In the early, I guess that was in the early 70s I put together a committee to visit the United States Congress to urge them to focus their appropriations on basic biomedical research and we called ourselves the Delegation for Basic Biomedical Research. I had about ten or eleven people most of who were prominent scientists and/or with Nobel Prizes so they were very able people. But all of the one I had going with me to talk to the congress Jim was the most valuable member of my ground and why? Because he was very provocative. He didn’t hesitate to speak very frankly to the members of Congress and you could see some of them sort of backing up and getting their backs up a little bit when Jim talked to them. But what I noticed was that if there was visit to Washington in which he didn’t come with me the congressmen were all very disappointed. They said where is Dr. Watson? We want him here. Jim was enormously effective in working with members of the Congress to persuade them to support biomedical research. I valued him enormously.

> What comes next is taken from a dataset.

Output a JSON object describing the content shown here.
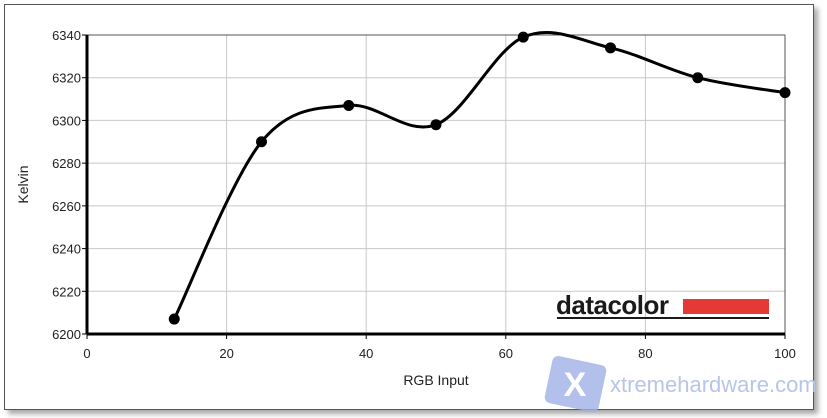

Mahlon Hoagland, a molecular biologist who was one of the discoverer of the transfer ribonucleic acid - tRNA. He received a medical degree from Harvard Medical School in 1948. He served as a doctor during the Second World War. When the War ended he returned to Harvard and became researcher in the Huntington Laboratories at the Massachusetts General Hospital in Boston. He worked in the bacteriology and immunology department of Harvard Medical School from 1952 till 1967.

Working together with Paul Zamecnik and Elizabeth Keller he discovered the initial steps of protein synthesis. Two years later in 1958 Hoagland and Zemecnik discovered tRNA. His main input to the laboratory was in his work with amino acid activating enzymes. He noticed that certain enzymes were required to activate amino acids so they could combine with tRNA molecules and eventually be incorporated into new protein molecules. These enzymes were named aminoacyl tRNA synthetases.

In 1957 Hoagland moved to Cambridge where he worked for a year with Crick at Cambridge University. Working together they tried to explain the genetic code. He was Associate Professor of Microbiology at Harvard Medical School and in 1967 was appointed professor in the biochemistry department at the Dartmouth Medical School. After 3 years he left Dartmouth and became Director and President of the Worcester Foundation for Experimental Biology in Massachusetts. He retired in 1985.

Mahlon Hoagland was awarded the Franklin Medal for life science. He was a member of the American Academy of Arts and Sciences and the US National Academy of Sciences. He died on September 19, 2009.